After some blips in the data, the latest release reaffirms the overwhelming preference among higher education donors to make restricted gifts. The survey said the increase in giving “was concentrated in restricted endowment gifts, followed by restricted gifts for current operations. These are the two most common purposes to which donors direct their gifts.”

When it comes to restricted endowment gifts, funders’ top five priority areas were student financial aid (40% of support), “other restricted purposes” (20.3%), academic divisions (15.7%), faculty and staff compensation (14.9%) and research (5.7%). As for current operations gifts, funders prioritized research (29.9% of support), “other restricted purposes” (27.1%), academic divisions (21.7%), student financial aid (10.3%) and athletics (8.4%).

Funders’ penchant for restricting giving is the least surprising finding in the survey. As our white paper on higher ed giving notes, the sector’s dominant funding strategy is restricted support, citing the TIAA Institute, which classified 7% of dollars donated to higher education from 1988 to 2018 as unrestricted. Kaplan said CASE puts that figure at 6.3%. “Unrestricted gifts are a very small slice of the pie, and they always have been,” she said. “A lot of entities make unrestricted gifts, but they’re not big because once you get to a certain level, donors probably have an interest in a specific outcome.”

Last year’s CASE survey cited a 30% increase in unrestricted gifts, suggesting that a paradigm shift could be in the works. However, a closer look at the data attributed the figure to — you guessed it — MacKenzie Scott. As for the most recent fiscal year, Kaplan said, “there was a decline in unrestricted gifts this year, but that appears to be a leveling off to the norm.”

Giving for property, buildings and equipment surged

Last year’s report found a 1.1% decrease over the previous fiscal year for property, buildings and equipment. This suggested that universities’ remote or hybrid arrangements and urgent financial aid needs compelled funders to deprioritize “shovel-ready” gifts.

In some of the most startling statistics in the report, Kaplan told me that among the 781 institutions that replied to the survey for two consecutive years, new gifts for property, buildings and equipment rose 32.4% in 2022. Thirty-eight institutions raised over 1,000% more in 2022 versus the previous year.

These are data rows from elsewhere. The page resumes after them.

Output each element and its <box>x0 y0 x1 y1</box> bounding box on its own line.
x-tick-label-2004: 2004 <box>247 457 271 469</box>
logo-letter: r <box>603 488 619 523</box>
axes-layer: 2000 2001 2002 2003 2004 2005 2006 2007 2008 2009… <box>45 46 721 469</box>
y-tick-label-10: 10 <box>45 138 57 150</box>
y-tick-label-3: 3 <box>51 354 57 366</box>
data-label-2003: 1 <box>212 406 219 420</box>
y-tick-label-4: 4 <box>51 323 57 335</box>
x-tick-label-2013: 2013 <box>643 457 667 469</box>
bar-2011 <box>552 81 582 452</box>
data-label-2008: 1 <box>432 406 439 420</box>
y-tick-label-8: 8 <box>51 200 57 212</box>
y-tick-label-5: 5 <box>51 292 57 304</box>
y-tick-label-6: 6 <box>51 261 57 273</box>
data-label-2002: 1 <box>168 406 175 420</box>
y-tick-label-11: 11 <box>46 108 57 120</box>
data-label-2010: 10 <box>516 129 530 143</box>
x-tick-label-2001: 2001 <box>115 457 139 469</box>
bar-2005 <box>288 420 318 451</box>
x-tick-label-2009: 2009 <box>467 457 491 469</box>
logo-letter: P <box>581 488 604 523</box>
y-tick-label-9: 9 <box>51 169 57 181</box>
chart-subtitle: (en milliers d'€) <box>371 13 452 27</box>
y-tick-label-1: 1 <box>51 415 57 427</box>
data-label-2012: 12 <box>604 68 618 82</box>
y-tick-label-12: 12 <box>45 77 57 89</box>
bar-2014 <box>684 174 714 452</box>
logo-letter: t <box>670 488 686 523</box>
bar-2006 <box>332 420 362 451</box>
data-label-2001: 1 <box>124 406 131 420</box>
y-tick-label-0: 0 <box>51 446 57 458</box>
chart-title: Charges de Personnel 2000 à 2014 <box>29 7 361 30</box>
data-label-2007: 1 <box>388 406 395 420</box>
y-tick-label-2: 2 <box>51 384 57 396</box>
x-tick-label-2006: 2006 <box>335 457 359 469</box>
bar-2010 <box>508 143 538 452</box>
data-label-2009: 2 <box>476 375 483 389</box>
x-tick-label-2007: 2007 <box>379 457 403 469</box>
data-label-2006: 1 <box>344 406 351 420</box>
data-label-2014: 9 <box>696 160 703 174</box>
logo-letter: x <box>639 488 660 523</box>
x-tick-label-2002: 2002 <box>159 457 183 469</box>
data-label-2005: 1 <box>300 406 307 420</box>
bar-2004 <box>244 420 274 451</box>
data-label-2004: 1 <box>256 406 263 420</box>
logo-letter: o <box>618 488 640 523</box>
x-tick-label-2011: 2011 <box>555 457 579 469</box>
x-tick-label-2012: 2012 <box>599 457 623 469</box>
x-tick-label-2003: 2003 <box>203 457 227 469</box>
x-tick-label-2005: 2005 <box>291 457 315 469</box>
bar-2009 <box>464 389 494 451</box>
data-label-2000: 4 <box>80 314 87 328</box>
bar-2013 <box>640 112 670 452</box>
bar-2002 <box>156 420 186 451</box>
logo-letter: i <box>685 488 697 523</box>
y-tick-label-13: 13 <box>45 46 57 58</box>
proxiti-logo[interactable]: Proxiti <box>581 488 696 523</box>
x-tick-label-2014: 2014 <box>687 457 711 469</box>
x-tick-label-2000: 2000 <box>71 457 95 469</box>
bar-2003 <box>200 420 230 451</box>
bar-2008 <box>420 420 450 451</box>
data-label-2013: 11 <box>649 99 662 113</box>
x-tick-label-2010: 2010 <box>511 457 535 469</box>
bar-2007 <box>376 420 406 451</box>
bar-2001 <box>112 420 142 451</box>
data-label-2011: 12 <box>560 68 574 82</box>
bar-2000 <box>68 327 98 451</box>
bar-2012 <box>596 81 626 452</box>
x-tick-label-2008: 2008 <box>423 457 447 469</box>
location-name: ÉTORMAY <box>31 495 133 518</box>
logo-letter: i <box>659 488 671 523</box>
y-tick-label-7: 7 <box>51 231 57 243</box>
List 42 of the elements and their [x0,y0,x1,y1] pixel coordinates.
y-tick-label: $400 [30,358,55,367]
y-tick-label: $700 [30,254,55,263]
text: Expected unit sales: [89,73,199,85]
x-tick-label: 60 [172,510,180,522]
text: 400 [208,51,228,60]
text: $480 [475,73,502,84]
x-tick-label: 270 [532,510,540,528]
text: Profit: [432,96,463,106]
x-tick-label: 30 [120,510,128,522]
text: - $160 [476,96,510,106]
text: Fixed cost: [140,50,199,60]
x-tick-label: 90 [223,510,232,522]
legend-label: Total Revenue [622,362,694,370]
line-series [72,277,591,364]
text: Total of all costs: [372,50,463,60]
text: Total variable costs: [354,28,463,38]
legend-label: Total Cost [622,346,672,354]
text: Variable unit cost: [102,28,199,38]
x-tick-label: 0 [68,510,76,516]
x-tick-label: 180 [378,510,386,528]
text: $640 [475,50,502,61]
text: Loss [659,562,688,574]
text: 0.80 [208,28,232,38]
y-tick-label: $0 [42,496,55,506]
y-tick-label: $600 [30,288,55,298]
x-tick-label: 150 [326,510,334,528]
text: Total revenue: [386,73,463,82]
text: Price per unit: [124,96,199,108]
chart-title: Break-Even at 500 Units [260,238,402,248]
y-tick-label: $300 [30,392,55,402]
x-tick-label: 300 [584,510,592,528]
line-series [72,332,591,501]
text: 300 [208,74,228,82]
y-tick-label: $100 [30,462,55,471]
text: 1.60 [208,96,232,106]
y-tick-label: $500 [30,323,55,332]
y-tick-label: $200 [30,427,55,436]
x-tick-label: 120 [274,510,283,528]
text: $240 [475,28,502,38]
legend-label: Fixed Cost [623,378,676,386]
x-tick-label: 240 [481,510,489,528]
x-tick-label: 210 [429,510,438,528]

Kaplan said while it was plausible that the sector is reverting back to its pre-pandemic footing, it would be inaccurate to imagine universities going on a vast, donor-fueled building boom, since the category includes assets like land, scientific equipment and pharmaceuticals. “We don’t ask for that kind of breakdown, so we’re not sure how much of it is brick and mortar,” she said. Nonetheless, the larger takeaway still stands. With the pandemic receding, universities raised more money earmarked for property, buildings and equipment over the previous year at an impressive clip.

Navigating ebbs and flows

Next year’s report will look at the fiscal year July 1, 2022 to June 30, 2023, so I was curious to see where the Dow stood at the end of 2022. At the time of this writing, with four months left in the fiscal year, the Dow is down approximately 12% over December 31, 2021. 

In other words, we shouldn’t be surprised if next year’s report finds that fundraisers raised less money over the previous fiscal year. “People give from a position of wealth,” Kaplan said. “How I’m feeling in terms of my wealth, either logically or psychologically, affects how I give.”

Ultimately, Kaplan encouraged fundraisers to avoid getting caught up in the market’s short-term ebbs and flows and instead think in five-year increments. “The reports captured events that happen in a specific economic environment that advancement officers can’t control,” she said. “You just have to keep forging positive relationships with individuals and organizations that might support your institution so when the timing is right, you’ve already laid the groundwork.”